To show convergence, in the original form we need to distinguish $t\in\pi\mathbb{Z}$ and $t\in\mathbb{R}\setminus \pi\mathbb{Z}$. For $t = m\pi$, we obtain

$$\sum_{k=-\infty}^\infty \frac{2(-1)^m}{\pi(2k+1)i}$$

which does not converge in the usual sense [independent convergence of the series for $k\geqslant 0$ and the series for $k < 0$], but the symmetric partial sums converge to $0$.

For $t\in\mathbb{R}\setminus \pi\mathbb{Z}$, the Dirichlet test shows convergence.

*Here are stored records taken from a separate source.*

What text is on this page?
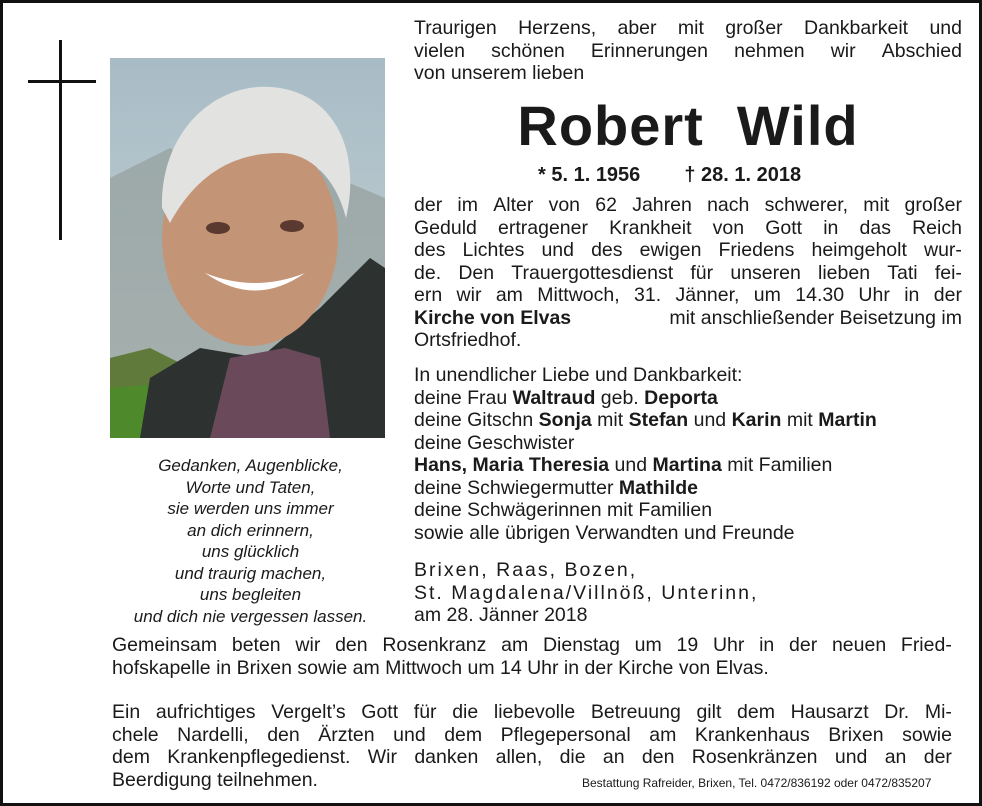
Gedanken, Augenblicke,
Worte und Taten,
sie werden uns immer
an dich erinnern,
uns glücklich
und traurig machen,
uns begleiten
und dich nie vergessen lassen.
Traurigen Herzens, aber mit großer Dankbarkeit und
vielen schönen Erinnerungen nehmen wir Abschied
von unserem lieben
Robert  Wild
* 5. 1. 1956 † 28. 1. 2018
der im Alter von 62 Jahren nach schwerer, mit großer
Geduld ertragener Krankheit von Gott in das Reich
des Lichtes und des ewigen Friedens heimgeholt wur-
de. Den Trauergottesdienst für unseren lieben Tati fei-
ern wir am Mittwoch, 31. Jänner, um 14.30 Uhr in der
Kirche von Elvas	mit anschließender Beisetzung im
Ortsfriedhof.
In unendlicher Liebe und Dankbarkeit:
deine Frau Waltraud geb. Deporta
deine Gitschn Sonja mit Stefan und Karin mit Martin
deine Geschwister
Hans, Maria Theresia und Martina mit Familien
deine Schwiegermutter Mathilde
deine Schwägerinnen mit Familien
sowie alle übrigen Verwandten und Freunde
Brixen, Raas, Bozen,
St. Magdalena/Villnöß, Unterinn,
am 28. Jänner 2018
Gemeinsam beten wir den Rosenkranz am Dienstag um 19 Uhr in der neuen Fried-
hofskapelle in Brixen sowie am Mittwoch um 14 Uhr in der Kirche von Elvas.
Ein aufrichtiges Vergelt’s Gott für die liebevolle Betreuung gilt dem Hausarzt Dr. Mi-
chele Nardelli, den Ärzten und dem Pflegepersonal am Krankenhaus Brixen sowie
dem Krankenpflegedienst. Wir danken allen, die an den Rosenkränzen und an der
Beerdigung teilnehmen.	Bestattung Rafreider, Brixen, Tel. 0472/836192 oder 0472/835207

In the rewritten real form, the distinction between $t\in\pi\mathbb{Z}$ and $t\notin \pi\mathbb{Z}$ need not be made, Dirichlet's test works for all $t$ then.

To find the function whose Fourier series this is, you could split the series and replace the $e^{it}$ with $z$, giving

$$\sum_{k=0}^\infty \frac{2}{\pi(2k+1)i} z^{2k+1} - \sum_{m=0}^\infty \frac{2}{\pi(2m+1)i}\overline{z}^{(2m+1)}.$$

The power series (one in $z$ and one in $\overline{z}$) have a radius of convergence $1$, we can explicitly determine their values for $\lvert z\rvert < 1$, and it is reasonable to hope that taking the limit $\lvert z\rvert\to 1$ gives the real function whose Fourier series we are given.

There are several ways to prove that the "reasonable hope" is indeed not misleading (that the method works in principle), but one can also verify it by computing the Fourier coefficients of the thusly determined function.